Maximum Number of Occurrences of a Substring Leetcode Solution – Given a string s, return the maximum number of occurrences of any substring under the following rules:

  • The number of unique characters in the substring must be less than or equal to maxLetters.
  • The substring size must be between minSize and maxSize inclusive.

Example :

Example 1

Input: s = "aababcaab", maxLetters = 2, minSize = 3, maxSize = 4
Output: 2
Explanation: Substring "aab" has 2 ocurrences in the original string.
It satisfies the conditions, 2 unique letters and size 3 (between minSize and maxSize).

Example 2

Input: s = "aaaa", maxLetters = 1, minSize = 3, maxSize = 3
Output: 2
Explanation: Substring "aaa" occur 2 times in the string. It can overlap.

Constraints :

Maximum Number of Occurrences of a Substring Leetcode Solution

Observation :

  •  In the given problem, we have to return the maximum number of occurrences of any substring that obeys the given rules.
  • Our most basic approach will be to check occurrences of substrings of minSize to maxSize and count their occurrences using a map.
  •  If we look closely, each occurrence of a substring with a length more than minSize will actually encompass a string of minSize itself, therefore we just need to check and count the frequency of minSize substrings.
  • So, we can easily use a sliding window of that size and check for the constraints within that window.
  • Checking for rules in the current substring can be done in O(n) by using a hashmap to store the unique count of characters in the window.
  •  The key here is to understand that we don’t need to care about maxSize.

Algorithm :

  • First, we’ll initialize two frequency maps. One map ( freqMap ) will store the character frequency of String s and through this character frequency map we will check the unique character constraint, and the other will store the string frequency (ansFreqMap).
  • We will use two pointers i and ji will help us to acquire the characters of s, and j will help us to release the characters of s.
  • Now, run a loop to create a window of size minSize-1 and put the characters in the freqMap.
  • Now, run the second loop, in this loop, we will acquire a character of s by acquiring pointer (i) and store that character in freqMap.
  • After acquiring a character we have a window of minSize so we will check that our current substring follows the unique letter constraint ( The number of unique characters in the substring must be less than or equal to maxLetters ).
  • If the current substring follows all the given rules then we will store the substring in ansFreqMap.
  • Now increment the releasing pointer ( j ) and release the  character where releasing pointer ( j ) points from freqMap 
  • At last, we will find the max frequency of substring present in the ansFreqMap.
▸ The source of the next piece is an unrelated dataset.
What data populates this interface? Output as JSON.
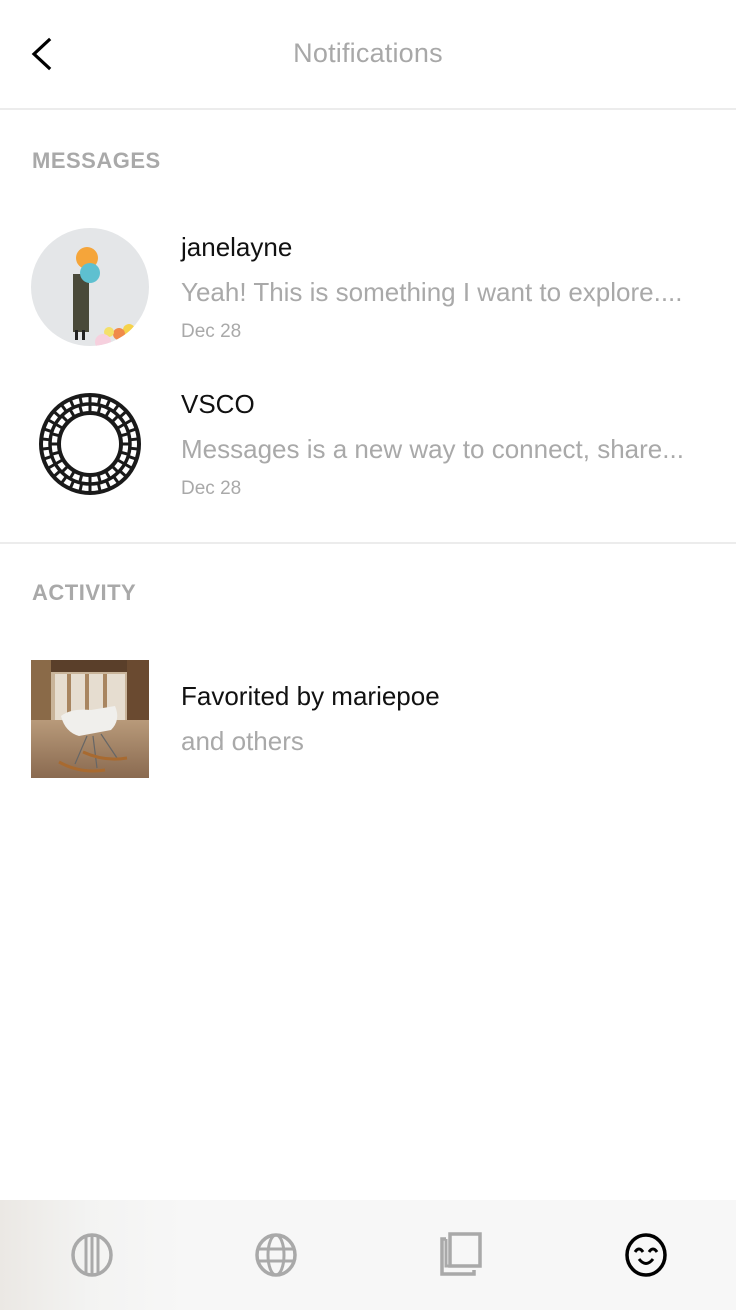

Code for Maximum Number of Occurrences of a Substring :

Java  Code

//no of uq ch <=maxLetters
//length of minsize<=sub>=maxsize 

class Solution {
    public int maxFreq(String s, int maxLetters, int minSize, int maxSize) {
      int n=s.length();
        Map<Character,Integer>freqMap=new HashMap<>();
        Map<String,Integer>ansFreqMap=new HashMap<>();
        int countOfUniqueChar=0;
        int ans=0;
        int i=0;
        int j=-1;
      for(;i<minSize-1;i++){
          char ch=s.charAt(i);
          freqMap.put(ch,freqMap.getOrDefault(ch,0)+1);
      }
        i--;
        while(i<n-1){
            i++;
               char ch=s.charAt(i);
          freqMap.put(ch,freqMap.getOrDefault(ch,0)+1);
            countOfUniqueChar=freqMap.size();
            if(countOfUniqueChar<=maxLetters){
               String sub= s.substring(j+1,i+1);
                ansFreqMap.put(sub,ansFreqMap.getOrDefault(sub,0)+1);
            }
            j++;
              ch=s.charAt(j);
             freqMap.put(ch,freqMap.get(ch)-1);
            if(freqMap.get(ch)==0)freqMap.remove(ch);
            
        }
        for(String key:ansFreqMap.keySet()){
            int freqVal=ansFreqMap.get(key);
            ans=Math.max(ans,freqVal);
        }
        return ans;
        
    }
}

C++  Code

class Solution {
public:
    int maxFreq(string s, int maxLetters, int minSize, int maxSize) {
         int n=s.size();
        // To store  frequency of characters in string s
        unordered_map<char,int>freqMap;
        // To store  Substring of string s with given constraint of size minSize
        unordered_map<string,int>ansFreqMap;
        //tells us about unique characters in string s
        int countOfUniqueChar=0;
        int ans=0;
        // i -> for acquiring
        int i=0;
         //j->for relasing
        int j=-1;
        // acquire till less than minsize-1
      for(;i<minSize-1;i++){
          char ch=s[i];
          freqMap[ch]++;
      }
        i--;
        //now make the minSize window by acquring and relasing
        while(i<n-1){
            i++;
               char ch=s[i];
          freqMap[ch]++;
            countOfUniqueChar=freqMap.size();
            if(countOfUniqueChar<=maxLetters){
               string sub= s.substr(j+1,i-j);
                ansFreqMap[sub]++;
            }
            j++;
              ch=s[j];
             freqMap[ch]--;
            if(freqMap[ch]==0)freqMap.erase(ch);
            
        }
        
        for(auto key:ansFreqMap){
            int freqVal=key.second;
            ans=max(ans,freqVal);
            //cout<<key.first<<" "<<key.second<<endl;
        }
        //cout<<ansFreqMap.size()<<endl;
        return ans;
        
    }
};

Complexity Analysis for Maximum Number of Occurrences of a Substring Leetcode Solution

Time Complexity

O(n), where n  is the length of the string

Space Complexity 

 O(n).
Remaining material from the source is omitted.